The eight members who voted in favor of the hybrid plan openly decided that nearly all of the teaching resources should go to those willing to come in for two days a week of in-person learning, and those who are unable can collect any crumbs left over. This is a Faustian bargain that will have many consequences for families in our community, one that we didn’t need to make.
What did this bargain achieve? According to the sample elementary schedule in the hybrid plan passed by the School Committee this August, which was largely mirrored in Dr. Provost’s presentation Thursday night, students would receive two days of in-person instruction and three days of remote. In practice, this means that two groups of students would attend in person on Monday, Tuesday or Thursday, Friday; and they would have three days of largely asynchronous remote learning.

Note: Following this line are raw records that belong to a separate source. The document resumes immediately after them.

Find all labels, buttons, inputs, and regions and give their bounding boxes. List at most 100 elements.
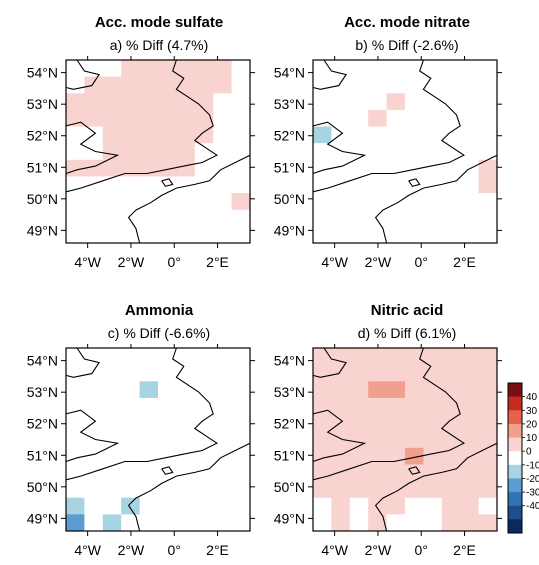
heatmap-cell (158, 481, 177, 499)
plot-frame (312, 59, 498, 244)
plot-frame (65, 59, 251, 244)
heatmap-cell (102, 464, 122, 482)
heatmap-cell (121, 414, 140, 432)
heatmap-cell (423, 397, 443, 415)
heatmap-cell (158, 159, 177, 177)
y-tick-label: 51°N (274, 447, 305, 463)
heatmap-cell (176, 126, 196, 144)
heatmap-cell (194, 193, 214, 211)
heatmap-cell (386, 364, 406, 382)
heatmap-cell (460, 93, 479, 111)
colorbar-segment (508, 505, 522, 520)
heatmap-cell (231, 464, 251, 482)
heatmap-cell (386, 76, 406, 94)
y-tick-label: 51°N (27, 159, 58, 175)
heatmap-cell (349, 76, 369, 94)
heatmap-cell (349, 93, 369, 111)
heatmap-cell (121, 76, 140, 94)
heatmap-cell (213, 209, 232, 227)
heatmap-cell (213, 431, 232, 449)
coastline (374, 154, 498, 244)
heatmap-cell (331, 60, 351, 78)
heatmap-cell (139, 109, 159, 127)
x-tick-label: 4°W (321, 542, 348, 558)
heatmap-cell (158, 447, 177, 465)
heatmap-cell (66, 60, 85, 78)
heatmap-cell (405, 209, 424, 227)
heatmap-cell (213, 193, 232, 211)
heatmap-cell (368, 447, 387, 465)
heatmap-cell (176, 381, 196, 399)
heatmap-cell (368, 381, 387, 399)
heatmap-cell (368, 464, 387, 482)
colorbar-tick-label: 10 (526, 433, 538, 444)
heatmap-cell (313, 193, 332, 211)
heatmap-cell (460, 481, 479, 499)
colorbar: 40 30 20 10 0 -10 -20 -30 -40 (507, 382, 539, 534)
heatmap-cell (331, 497, 351, 515)
heatmap-cell (139, 348, 159, 366)
heatmap-cell (158, 76, 177, 94)
heatmap-cell (423, 348, 443, 366)
heatmap-cell (331, 159, 351, 177)
heatmap-cell (423, 126, 443, 144)
heatmap-cell (460, 209, 479, 227)
heatmap-cell (121, 464, 140, 482)
heatmap-cell (84, 464, 104, 482)
heatmap-cell (231, 381, 251, 399)
heatmap-cell (176, 93, 196, 111)
heatmap-cell (478, 193, 498, 211)
heatmap-cell (66, 464, 85, 482)
heatmap-cell (313, 481, 332, 499)
y-tick-label: 49°N (274, 510, 305, 526)
heatmap-cell (213, 76, 232, 94)
heatmap-cell (423, 159, 443, 177)
heatmap-cell (102, 414, 122, 432)
heatmap-cell (478, 381, 498, 399)
heatmap-cell (460, 397, 479, 415)
heatmap-cell (405, 481, 424, 499)
heatmap-cell (386, 397, 406, 415)
heatmap-cell (231, 447, 251, 465)
colorbar-segment (508, 423, 522, 438)
heatmap-cell (423, 481, 443, 499)
heatmap-cell (194, 348, 214, 366)
heatmap-cell (313, 497, 332, 515)
heatmap-cell (478, 93, 498, 111)
heatmap-cell (84, 497, 104, 515)
coastline (65, 347, 100, 378)
heatmap-cell (194, 159, 214, 177)
heatmap-cell (331, 93, 351, 111)
heatmap-cell (176, 447, 196, 465)
coastline (161, 178, 174, 187)
heatmap-cell (368, 397, 387, 415)
heatmap-cell (213, 397, 232, 415)
panel-a: Acc. mode sulfate a) % Diff (4.7%) 4°W 2°… (27, 14, 255, 270)
heatmap-cell (460, 176, 479, 194)
heatmap-cell (139, 176, 159, 194)
heatmap-cell (313, 60, 332, 78)
heatmap-cell (331, 76, 351, 94)
heatmap-cell (158, 193, 177, 211)
heatmap-cell (313, 76, 332, 94)
heatmap-cell (194, 126, 214, 144)
heatmap-cell (176, 364, 196, 382)
heatmap-cell (102, 381, 122, 399)
y-tick-label: 50°N (274, 479, 305, 495)
heatmap-cell (231, 93, 251, 111)
heatmap-cell (194, 226, 214, 244)
heatmap-cell (460, 381, 479, 399)
heatmap-cell (139, 364, 159, 382)
heatmap-cell (139, 126, 159, 144)
heatmap-cell (121, 364, 140, 382)
heatmap-cell (121, 481, 140, 499)
heatmap-cell (102, 126, 122, 144)
heatmap-cell (66, 348, 85, 366)
heatmap-cell (386, 431, 406, 449)
panel-c-subtitle: c) % Diff (-6.6%) (108, 325, 210, 341)
heatmap-cell (231, 431, 251, 449)
heatmap-cell (368, 159, 387, 177)
x-tick-label: 4°W (74, 254, 101, 270)
heatmap-cell (331, 226, 351, 244)
y-tick-label: 54°N (274, 65, 305, 81)
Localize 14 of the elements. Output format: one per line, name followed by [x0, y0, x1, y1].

In effect, we would be trading four to five days of synchronous remote learning for two days of in-person. Dr. Provost justified this shift by placing enormous value on in-person learning, especially for younger learners. Two key points recurred in his comments: The first is that the human neurological system has not evolved enough to effectively use screens for education; and second, that early learners have developmental windows that can only be effectively leveraged by learning in person. I am not a neuroscientist, evolutionary biologist or child psychologist but believe the evidence for these claims may not be ironclad.

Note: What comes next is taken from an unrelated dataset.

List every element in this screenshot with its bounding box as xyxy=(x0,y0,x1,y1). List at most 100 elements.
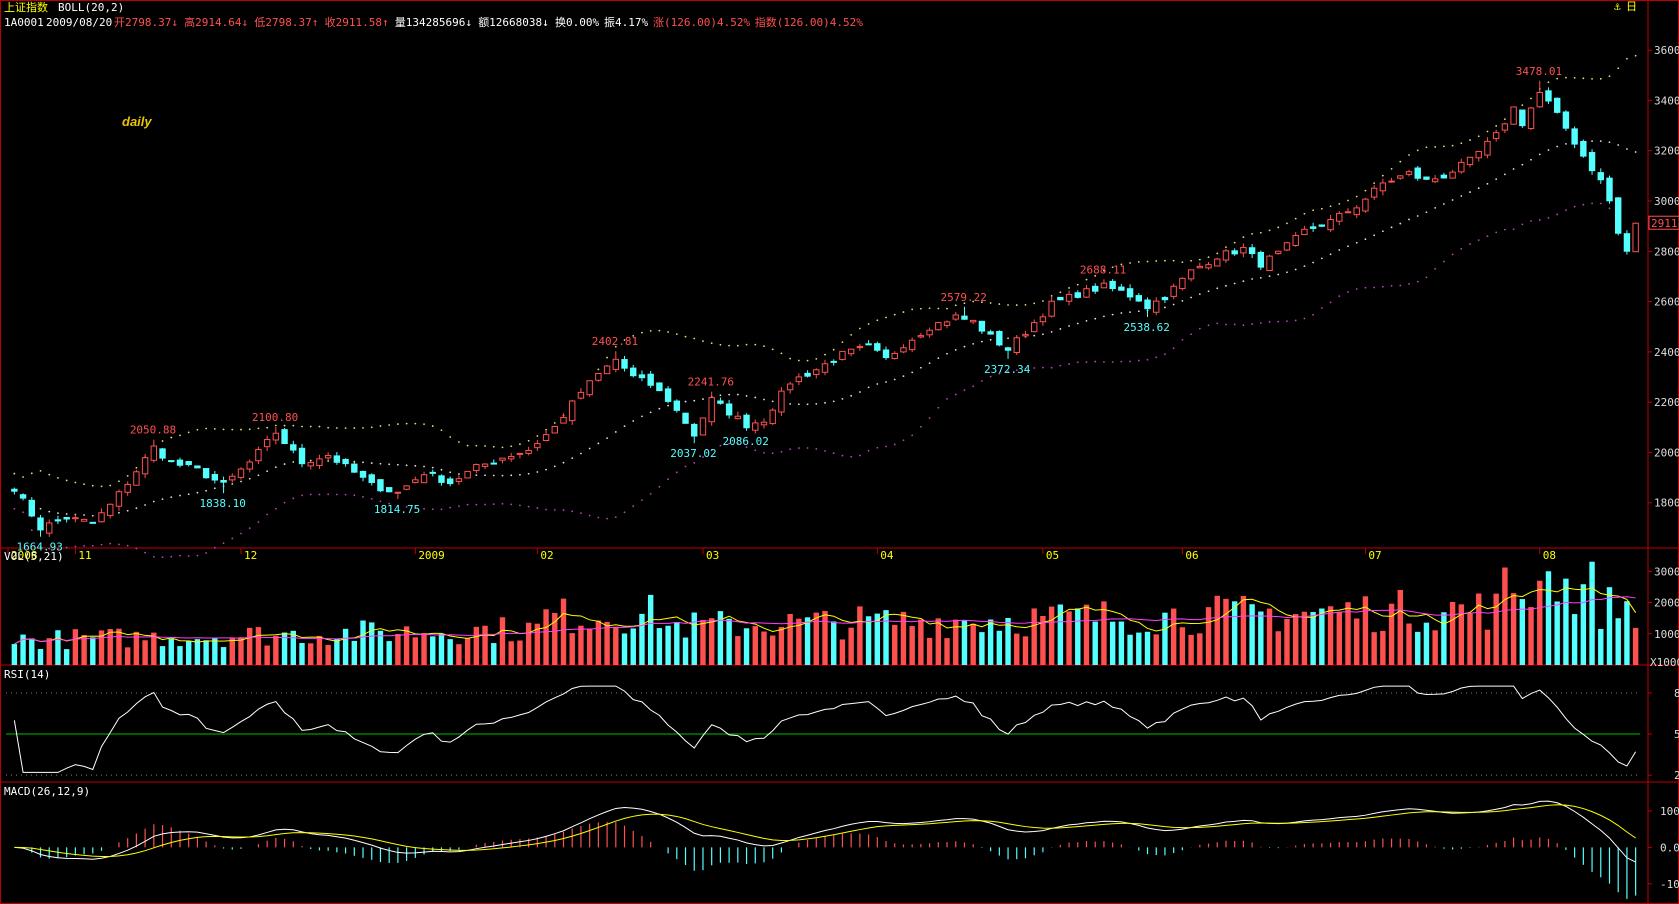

With an immunocompromised family member, sending our two elementary school children in person, even two days a week, is not a risk we can take. What we will be left with from the district is five days of largely asynchronous learning with whatever resources are left over.
Instead of three to four hours a day of instruction and interaction four days a week, our children will check in for attendance and complete self-directed work. The teacher and classmates they have grown connected to will be taken away, a cruel reality in a time when they have lost so much already. It will be difficult for our two 6-year-olds to accept that they can no longer have the virtual experience they’ve grown accustomed to, and that we cannot let them join their classmates in person.

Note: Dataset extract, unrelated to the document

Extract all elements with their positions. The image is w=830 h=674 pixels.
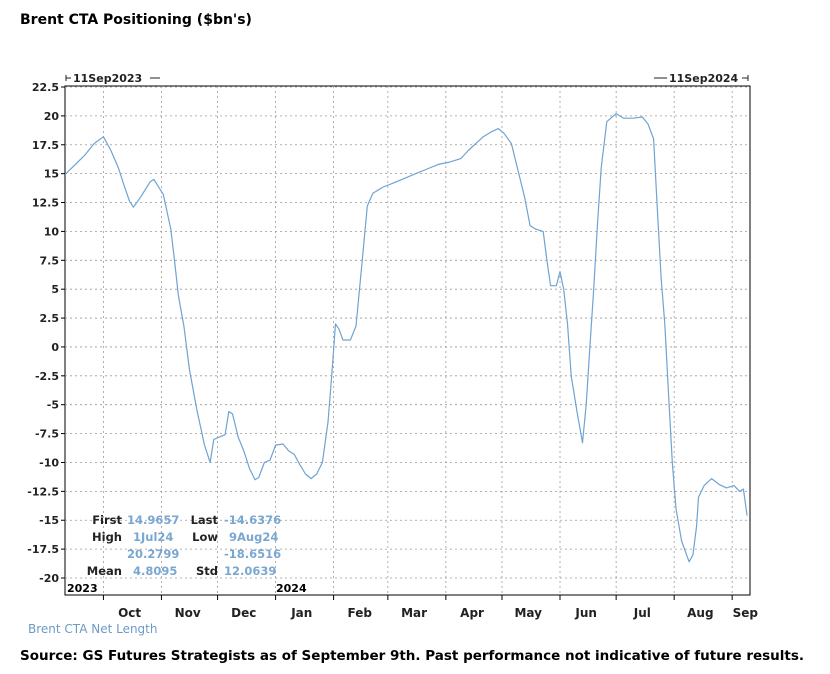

How many educators, who overwhelmingly prefer virtual, will quit or take early retirement? We will invariably lose educators who cannot return for in-person learning. This damage to our district’s most important resource will last beyond the pandemic. As the district bargains with NASE, we are sure to see a continuation of the unfair and misplaced anger and vitriol that has been hurled at our unionized staff and educators. The teachers and staff have poured their heart and souls into learning how to do their jobs differently and are succeeding.
It is unfair to pull the rug out from under them at this point and ask them to yet again reinvent the wheel. It is similarly unfair to yank the remote-learning model built over the past six weeks out from under those who cannot attend in person. Alternatively, we should be enhancing our remote program and returning as many students on waitlists as possible to the classroom.
I sincerely hope the hybrid model provides some relief for children and families in our community, but please remember it is coming at a heavy, calculated cost. I urge anyone happy with remote learning to choose to continue when offered the choice in the weeks ahead. The larger the group that prefers this option, the more crumbs may be available to remote learners.
Michael Stein is a resident of Northampton.